Conventional winemaking, especially when done on an industrial scale, often deploys all manner of trickery to maximise yields, minimise spoilage and make amends for below-par grape juice. Pesticides, fungicides and fertilisers are sprayed on vines, while synthetic yeasts, powdered tannins, flavour enhancers and phosphates are just some of the 50+ additives permitted in the winemaking process. If wine labels had to list ingredients, you might be in for a shock.
Natural wine lovers contend that these wines are lifeless products of the agro-chemical industry, while natural wines are wholesome, living liquids made in harmony with nature. Others think ‘natural’ is just a term used to disguise faulty wines, something more akin to rough cider than fine wine.

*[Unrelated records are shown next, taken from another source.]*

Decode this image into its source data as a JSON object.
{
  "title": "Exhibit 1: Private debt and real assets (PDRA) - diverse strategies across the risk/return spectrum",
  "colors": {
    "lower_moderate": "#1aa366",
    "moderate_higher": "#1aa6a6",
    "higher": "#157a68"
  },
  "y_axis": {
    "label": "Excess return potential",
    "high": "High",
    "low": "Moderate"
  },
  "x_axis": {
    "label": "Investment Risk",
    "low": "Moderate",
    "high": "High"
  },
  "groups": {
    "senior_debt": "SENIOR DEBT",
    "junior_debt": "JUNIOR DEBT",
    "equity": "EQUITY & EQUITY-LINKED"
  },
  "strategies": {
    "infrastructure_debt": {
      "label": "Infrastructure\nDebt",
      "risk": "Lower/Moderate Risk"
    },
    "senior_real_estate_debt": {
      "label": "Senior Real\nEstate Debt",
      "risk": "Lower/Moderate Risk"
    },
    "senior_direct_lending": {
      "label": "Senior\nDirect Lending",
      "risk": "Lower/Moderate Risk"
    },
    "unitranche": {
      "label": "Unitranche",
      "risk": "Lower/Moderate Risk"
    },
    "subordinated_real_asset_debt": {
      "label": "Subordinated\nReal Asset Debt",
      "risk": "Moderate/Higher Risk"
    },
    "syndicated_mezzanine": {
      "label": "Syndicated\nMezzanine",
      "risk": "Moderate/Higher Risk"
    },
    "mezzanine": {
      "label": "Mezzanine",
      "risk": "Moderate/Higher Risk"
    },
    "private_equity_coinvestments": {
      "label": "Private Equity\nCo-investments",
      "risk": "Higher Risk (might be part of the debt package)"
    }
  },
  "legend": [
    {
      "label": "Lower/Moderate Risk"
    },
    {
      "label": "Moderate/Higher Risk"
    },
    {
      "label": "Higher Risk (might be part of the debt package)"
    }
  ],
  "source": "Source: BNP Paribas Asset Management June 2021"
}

I can see both sides of the argument. Some natural wines are clean as a whistle and indistinguishable from well-made conventional wines; others are wildly farmyardy and funky and could be best described as challenging. But while some may take you out of your comfort zone, natural wines deserve the attention of adventurous drinkers.
The best natural wines to buy
Where to buy natural wines: Supermarkets shy away from natural wines so you’ll have to seek them out from independent merchants or online here.
Clos de Gravillas Muscat de St Jean de Minervois 2014 (£13/50cl, highburyvintners.co.uk)
All the wines made by this husband-and-wife team in the Languedoc have a distinctive intensity and clarity. Sweet with pineapple and honey notes, this would be great with Spanish flan.
Marcel Lapierre ‘Raisins Gaulois’ Gamay 2015 (about £13, ewwines.co.uk)
Making wines this way for 35 years, the Lapierre family were early adopters of the natural wine ethos and are now shining stars of Beaujolais. Light and fresh with crunchy fruit, this wine is best slightly chilled.
Alfredo Maestro ‘Lovamor’ Albillo (about £16, vivino.com)
Made in the Ribera del Duero region of Spain, more commonly associated with red wine, this is made from the nearly extinct albillo grape and is wonderfully fragrant and textured. It would drink very well with cauliflower sformato.
Ca’ di Rajo ‘Lemoss’ Prosecco (£12.99, £9.99 during September, redsquirrelwine.com)
So much prosecco is made industrially and offers simple, affordable fizz with little else of interest about it. This is something very different – slightly cloudy with gentle bubbles, it reminds me of lemon curd on toast but is bone dry and incredibly refreshing.